According to the circuit having the above configuration, the number of gate stages from input to output is four. Compared to the configuration that requires 6 stages of the conventional circuit, the number of gates is reduced by 2 stages, so that it is easy to realize high speed. In the above-described embodiment, the level conversion is set to 0 to 3 V for a signal system having a small input / output amplitude, and set to 0 to 5 V for a large signal system to be converted, but it is applicable to various level conversions. For example, the upper limit voltage of the small signal system is 2.5 to 3.6 V, the upper limit voltage of the large signal system to be converted is 4.5 to 5.5 V, or the upper limit voltage of the small signal system is 1.5 to 2.5 V, the upper limit voltage of the large signal system to be converted is 4.5 to 5.5 V, or the upper limit voltage of the small signal system is 1.5 to 2.5 V, the upper limit voltage of the large signal system to be converted Is 2.5 to 3.6 V or the like.

[0031]

As described above, according to the present invention,
Two types of power supplies before and after level conversion are provided on the power source side of the CMOS type inverter, and the power supply is controlled by the output of the CMOS type inverter. Therefore, the number of gate stages is reduced and the operation speed is increased. It is possible to provide a level conversion circuit that can achieve the above.
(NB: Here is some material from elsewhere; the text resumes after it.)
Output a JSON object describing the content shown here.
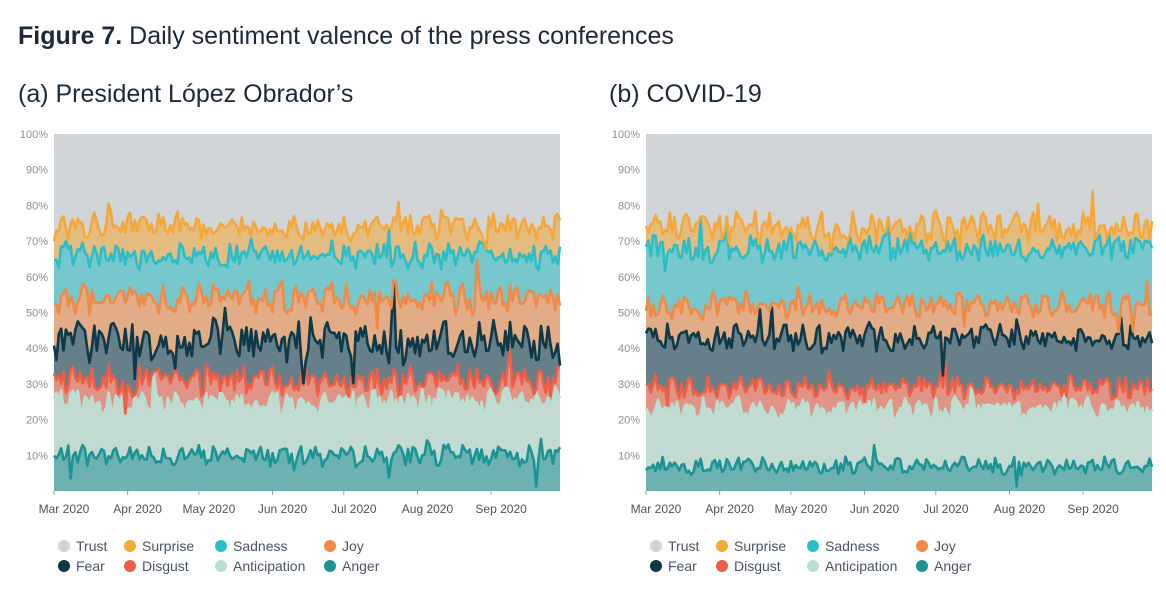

[Brief description of drawings]

FIG. 1 is a circuit diagram of a configuration according to an embodiment of the present invention.
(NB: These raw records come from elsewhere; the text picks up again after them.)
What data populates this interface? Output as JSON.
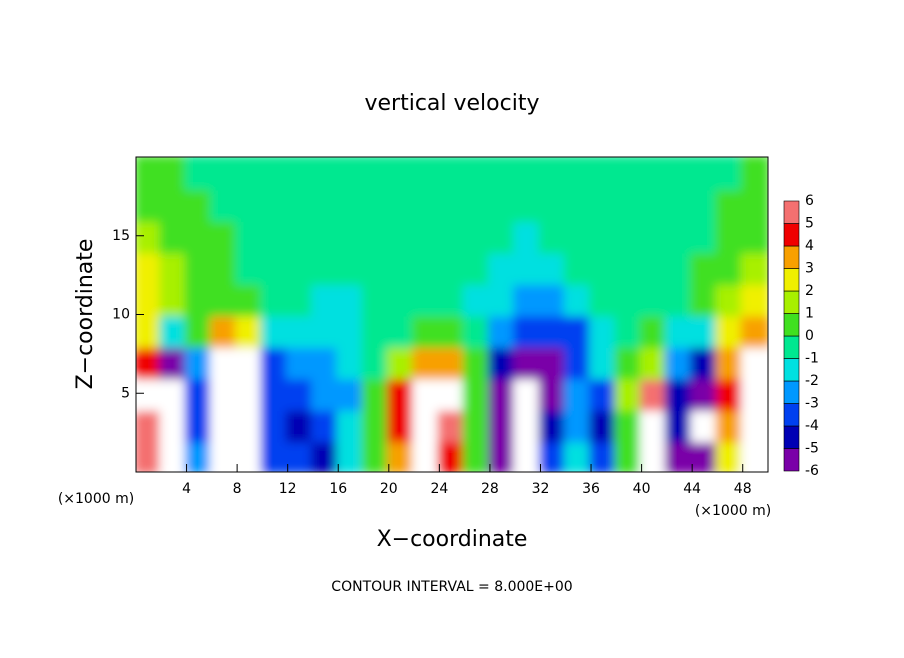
{
  "chart_data": {
    "type": "heatmap",
    "title": "vertical velocity",
    "x_label": "X−coordinate",
    "y_label": "Z−coordinate",
    "x_unit": "(×1000 m)",
    "x_unit_right": "(×1000 m)",
    "footer": "CONTOUR INTERVAL = 8.000E+00",
    "xlim": [
      0,
      50
    ],
    "ylim": [
      0,
      20
    ],
    "xticks": [
      4,
      8,
      12,
      16,
      20,
      24,
      28,
      32,
      36,
      40,
      44,
      48
    ],
    "yticks": [
      5,
      10,
      15
    ],
    "x": [
      1,
      3,
      5,
      7,
      9,
      11,
      13,
      15,
      17,
      19,
      21,
      23,
      25,
      27,
      29,
      31,
      33,
      35,
      37,
      39,
      41,
      43,
      45,
      47,
      49
    ],
    "y": [
      1,
      3,
      5,
      7,
      9,
      11,
      13,
      15,
      17,
      19
    ],
    "z": [
      [
        6,
        -8,
        -2,
        8,
        8,
        -3,
        -3,
        -4,
        -1,
        1,
        4,
        7,
        5,
        1,
        -5,
        -7,
        -3,
        -1,
        -3,
        1,
        7,
        -5,
        -6,
        3,
        8
      ],
      [
        6,
        -8,
        -3,
        8,
        8,
        -3,
        -4,
        -3,
        -1,
        1,
        5,
        8,
        6,
        1,
        -5,
        -8,
        -4,
        -2,
        -4,
        1,
        7,
        -4,
        -7,
        4,
        8
      ],
      [
        7,
        -8,
        -3,
        8,
        8,
        -3,
        -3,
        -2,
        -2,
        1,
        5,
        8,
        7,
        1,
        -5,
        -8,
        -5,
        -2,
        -3,
        2,
        6,
        -4,
        -6,
        5,
        8
      ],
      [
        5,
        -5,
        -2,
        7,
        7,
        -3,
        -2,
        -2,
        -1,
        0,
        2,
        4,
        4,
        1,
        -4,
        -5,
        -5,
        -3,
        -1,
        1,
        2,
        -2,
        -4,
        4,
        7
      ],
      [
        3,
        -1,
        1,
        4,
        3,
        -1,
        -1,
        -1,
        -1,
        0,
        0,
        1,
        1,
        0,
        -2,
        -3,
        -3,
        -3,
        -1,
        0,
        1,
        -1,
        -1,
        3,
        4
      ],
      [
        3,
        2,
        1,
        1,
        1,
        0,
        0,
        -1,
        -1,
        0,
        0,
        0,
        0,
        -1,
        -1,
        -2,
        -2,
        -1,
        0,
        0,
        0,
        0,
        1,
        2,
        3
      ],
      [
        3,
        2,
        1,
        1,
        0,
        0,
        0,
        0,
        0,
        0,
        0,
        0,
        0,
        0,
        -1,
        -1,
        -1,
        0,
        0,
        0,
        0,
        0,
        1,
        1,
        2
      ],
      [
        2,
        1,
        1,
        1,
        0,
        0,
        0,
        0,
        0,
        0,
        0,
        0,
        0,
        0,
        0,
        -1,
        0,
        0,
        0,
        0,
        0,
        0,
        0,
        1,
        1
      ],
      [
        1,
        1,
        1,
        0,
        0,
        0,
        0,
        0,
        0,
        0,
        0,
        0,
        0,
        0,
        0,
        0,
        0,
        0,
        0,
        0,
        0,
        0,
        0,
        1,
        1
      ],
      [
        1,
        1,
        0,
        0,
        0,
        0,
        0,
        0,
        0,
        0,
        0,
        0,
        0,
        0,
        0,
        0,
        0,
        0,
        0,
        0,
        0,
        0,
        0,
        0,
        1
      ]
    ],
    "levels": [
      -6,
      -5,
      -4,
      -3,
      -2,
      -1,
      0,
      1,
      2,
      3,
      4,
      5,
      6
    ],
    "colors": [
      "#7a00a8",
      "#0000b4",
      "#0040f0",
      "#0098ff",
      "#00e0e0",
      "#00e890",
      "#40e020",
      "#a8f000",
      "#f0f000",
      "#f8a000",
      "#f00000",
      "#f47070"
    ]
  }
}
FIG. 2 is a circuit diagram of a configuration according to a first application example of the present invention.

FIG. 3 is an output waveform diagram showing a circuit operation of a part of FIG.

FIG. 4 is a circuit diagram of a configuration according to a second application example of the present invention.

FIG. 5 is a circuit diagram showing a CMOS output circuit including a conventional level conversion circuit.

FIG. 6 is an output waveform diagram showing a circuit operation of a part of FIG.

FIG. 7 is a circuit diagram showing a conventional tri-state type output circuit including level conversion.

[Explanation of symbols]

PT3, PTA ... P-channel MOS transistor, NT
3, PTB ... N-channel MOS transistor, IVA,
IVB ... Inverter.

Claims (2)

[Claims] 1. A at least two transistors of different conductivity types forming a CMOS inverter, a supply path of a first power supply connected in parallel to a power supply side source of the transistors, and a level conversion first transistor. Two
And a first power supply path provided to each of the power supply paths so that transfer control of each of the first and second power supply paths is performed in accordance with switching of the output signal of the CMOS inverter. And a second MOS transistor. 2. A first inverter for inputting an output signal of the CMOS type inverter and controlling the gate of the second MOS transistor at the output, and an output signal of the first inverter for inputting the output signal at the output. A second inverter for controlling the gate of the first MOS transistor,
The power supply for the first and second inverters and the first MO
The level conversion circuit according to claim 1, wherein the second power supply is applied as a substrate potential of the S transistor.